I cannot remember when I stopped believing in the sanctity of the body, like the nuns and priests drummed into my fellow catechists. No tattoos. No drugs. No sex. (That screwed up high school). It wasn't after the first surgery, the one on my hand. There was that time a team of women threw me onto a cold stainless steel table and came at my waist with scalpels.
Just cut me was my attitude that time a perforated abdomen got all complicated and I crossed over only to return. The nuns were wrong. The purity of a body depends on circumstance and not morality.
So it’s the luck of the draw that this week I go into a sixth surgery. I'll be one-handed for a while.
Three months, the surgeon tells me, I will not have effective use of my right arm as it recovers from rotator cuff surgery. You know, the doctor said, you don’t have to have that done. That’s what the other surgeon said about the bag he installed.
Doc, I replied, I can’t play piano any more, I can’t hold my hands over the keyboard because it hurts so darn much and I'm not that tough any more.
Nor can I garden, split wood for the fireplace, wheel out the trash. Danged if I can type with any comfort at all, even with the Bluetooth keyboard on my lap. So punch that hole in my shoulder, Doc. In and out same day. But for the next three months, we shall see what we shall see.
Technology to the rescue. My Macintosh laptop computer has speech-to-text capability. As I speak words at a slow pace, text gradually populates the screen, approximating what I say.

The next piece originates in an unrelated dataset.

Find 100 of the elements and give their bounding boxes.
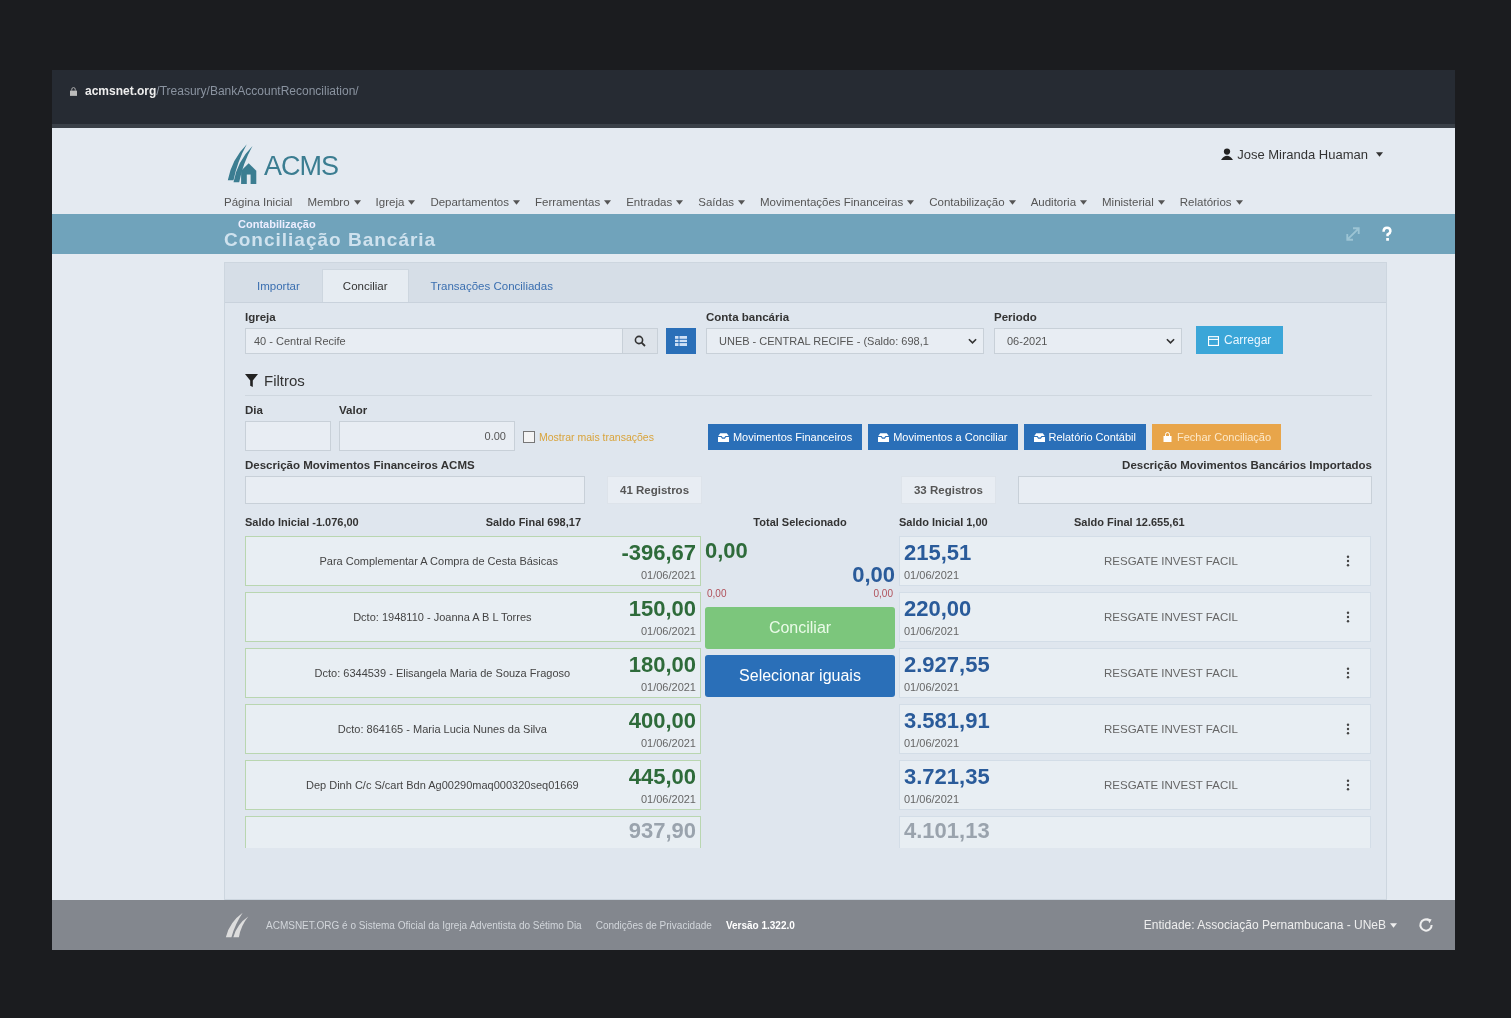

My articulation is adequate to produce 90% accuracy. "'Blah blah god Tuesday' is what the computer beers when I say law blog Tuesday." That’s what 25% looks like when I say “La Bloga Tuesday is what the computer hears when I say La Bloga Tuesday.”
Speech recognition has a way to go.
Ravel composed a concerto for left-handed pianist Paul Wittgenstein. Ana Castillo’s character Carmen La Coja is a flamenco dancer. The devil walks with a limp. Lots of things can get done on one limb, and no Eileen jokes.
The night before that last surgery in January 2015, I drafted a farewell letter because I was convinced that was the one with my name on it; the pain was going to kill me. I scheduled the note for delivery two days after the surgery, saying something like "shucks, I didn’t make it". I was feeling maudlin. A couple surgeries back, I’d crossed to the other side and been sent back by the ancestors, I had no fear of dying. It’s everything I was going to miss that made me sad. Makes me sad.
So here I go again. One more time under anesthetic. This time I am going to concentrate on the last moment of reality. Not the part where I feel the veins boil and my body thinks it’s curling up as the sensation sweeps up my arm to flow across my face and every nerve trembles and you're out but you don't know it.
Not that moment. There’s a moment, I look at the vinyl tube going out of sight into my arm, a hand brings a black needle into view. It's amazingly puny the potent needle. A sparkle of eye contact with the anesthesiologist, “ready?”
And that's the moment. “Yes,” I say. She slides in the plunger, a last glimpse of the solid world.
See you next Tuesday. Or, as my grampa said in the face of uncertainties big or small, a ver.